20.1 Rechtsgrundlage

Anders als im Fall des Aufhebungs- oder Auflösungsvertrags ist hier nicht Grundlage der TVöD oder der Grundsatz der Vertragsfreiheit, sondern § 9 KSchG und für die Fälle der außerordentlichen Kündigung § 13 Abs. 1 Satz 3 KSchG.

Während in den erstgenannten Fällen eine Vereinbarung über die Beendigung des Arbeitsverhältnisses nur zustande kommt, wenn beide Seiten, also Arbeitgeber und Arbeitnehmer, zustimmen, kann das Gericht im Rahmen des § 9 KSchG auch gegen den Willen der anderen Prozesspartei das Arbeitsverhältnis durch Urteil auflösen.

Da das KSchG aber nicht eine Beendigungsregelung ist, sondern von der Zielrichtung Bestandsschutz für den Arbeitnehmer und das Arbeitsverhältnis erreichen will, ist die Auflösung durch Urteil an strenge Voraussetzungen geknüpft.[1]

Sind diese nicht erfüllt, so scheidet zwar die Auflösung durch Urteil aus, aber die Möglichkeit der Parteien, im Wege des Vergleichs das Arbeitsverhältnis zu beenden, besteht dennoch.

Voraussetzungen sind:

  • Kündigungsschutzklage
  • Unwirksamkeit der Kündigung
  • Auflösungsantrag
  • Auflösungsgrund

20.2 Kündigungsschutzklage

§ 9 KSchG geht ganz selbstverständlich davon aus, dass eine Kündigungsschutzklage erhoben ist. Der Ansatzpunkt ist der Kündigungsschutzprozess, in dessen Verlauf bis zum Schluss der mündlichen Verhandlung in der Berufungsinstanz der Antrag auf Auflösung gestellt werden kann (§ 9 Abs. 1 Satz 3 KSchG).

20.3 Unwirksamkeit der Kündigung

20.3.1 Ordentliche Kündigung

Das Gericht kann dann durch Urteil das Arbeitsverhältnis auflösen, wenn es feststellt, dass die Kündigung unwirksam ist. Die Unwirksamkeit der Kündigung muss jedoch – zumindest auch – auf der Sozialwidrigkeit beruhen[1] (vgl. Allgemeiner Kündigungsschutz). Das heißt, dass im Fall einer Kündigung, die nur aufgrund Formfehlers, beispielsweise der fehlenden Vollmacht des Kündigenden oder der nicht bzw. nicht richtig erfolgten Beteiligung des Personalrats (Betriebsrats) unwirksam ist, das Arbeitsverhältnis nicht durch Urteil aufgelöst werden kann. Für den Auflösungsantrag eines kirchlichen Arbeitgebers hat das BAG[2] entschieden, dass dieser nur dann zulässig ist, wenn die Kündigung nur nach § 1 KSchG sozialwidrig ist. Ist die Kündigung bereits aus anderen Gründen (z. B. wegen unterlassener Anhörung der Mitarbeitervertretung) unwirksam, ist dem Arbeitgeber die Stellung eines Auflösungsantrags verwehrt.

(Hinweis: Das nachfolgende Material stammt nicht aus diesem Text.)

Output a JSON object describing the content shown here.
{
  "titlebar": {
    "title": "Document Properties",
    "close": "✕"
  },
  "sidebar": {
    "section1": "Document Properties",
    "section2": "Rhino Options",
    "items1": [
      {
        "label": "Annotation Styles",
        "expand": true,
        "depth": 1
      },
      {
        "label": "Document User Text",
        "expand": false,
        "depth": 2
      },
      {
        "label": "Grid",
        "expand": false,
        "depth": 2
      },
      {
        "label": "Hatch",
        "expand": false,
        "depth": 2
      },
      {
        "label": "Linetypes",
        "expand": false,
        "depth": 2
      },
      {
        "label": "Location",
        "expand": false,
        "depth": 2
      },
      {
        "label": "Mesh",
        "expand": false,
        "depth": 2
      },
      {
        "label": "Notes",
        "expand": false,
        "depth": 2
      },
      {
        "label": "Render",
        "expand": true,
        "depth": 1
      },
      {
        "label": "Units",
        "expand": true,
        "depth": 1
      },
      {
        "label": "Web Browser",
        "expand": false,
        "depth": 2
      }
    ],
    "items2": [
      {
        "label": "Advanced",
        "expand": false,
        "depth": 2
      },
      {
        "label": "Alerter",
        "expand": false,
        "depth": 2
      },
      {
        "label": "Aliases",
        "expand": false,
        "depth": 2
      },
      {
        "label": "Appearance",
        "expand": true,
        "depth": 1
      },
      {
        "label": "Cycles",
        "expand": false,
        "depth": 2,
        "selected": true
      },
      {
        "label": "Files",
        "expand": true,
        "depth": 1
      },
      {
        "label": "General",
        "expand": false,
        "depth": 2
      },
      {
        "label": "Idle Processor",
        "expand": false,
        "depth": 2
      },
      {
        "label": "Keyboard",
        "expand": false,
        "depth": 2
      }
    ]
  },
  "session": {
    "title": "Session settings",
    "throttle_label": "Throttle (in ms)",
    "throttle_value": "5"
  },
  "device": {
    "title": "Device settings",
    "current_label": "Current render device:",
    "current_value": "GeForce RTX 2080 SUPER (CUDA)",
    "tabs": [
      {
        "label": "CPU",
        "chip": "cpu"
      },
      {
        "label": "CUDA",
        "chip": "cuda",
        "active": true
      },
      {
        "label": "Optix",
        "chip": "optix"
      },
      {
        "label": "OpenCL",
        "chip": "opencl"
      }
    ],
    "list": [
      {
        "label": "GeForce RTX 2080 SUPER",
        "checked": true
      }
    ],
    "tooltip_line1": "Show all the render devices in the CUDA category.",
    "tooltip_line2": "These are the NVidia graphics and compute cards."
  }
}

20.3.2 Außerordentliche Kündigung

Im Falle der außerordentlichen Kündigung erfolgt deren Prüfung nicht nach § 1 KSchG. Deren Rechtfertigung ist unter dem Gesichtspunkt des wichtigen Grundes im Sinne des § 626 BGB bzw. § 34 TVöD zu prüfen.

Hier ist also die Auflösung durch Urteil dann möglich, wenn sich die fristlose Kündigung als unwirksam erweist, weil kein wichtiger Grund vorliegt.

Zu beachten ist, dass nur der Arbeitnehmer berechtigt ist, den Auflösungsantrag zu stellen.

20.3.3 Änderungskündigung

Hier erfolgt die Prüfung wie bei der ordentlichen Kündigung.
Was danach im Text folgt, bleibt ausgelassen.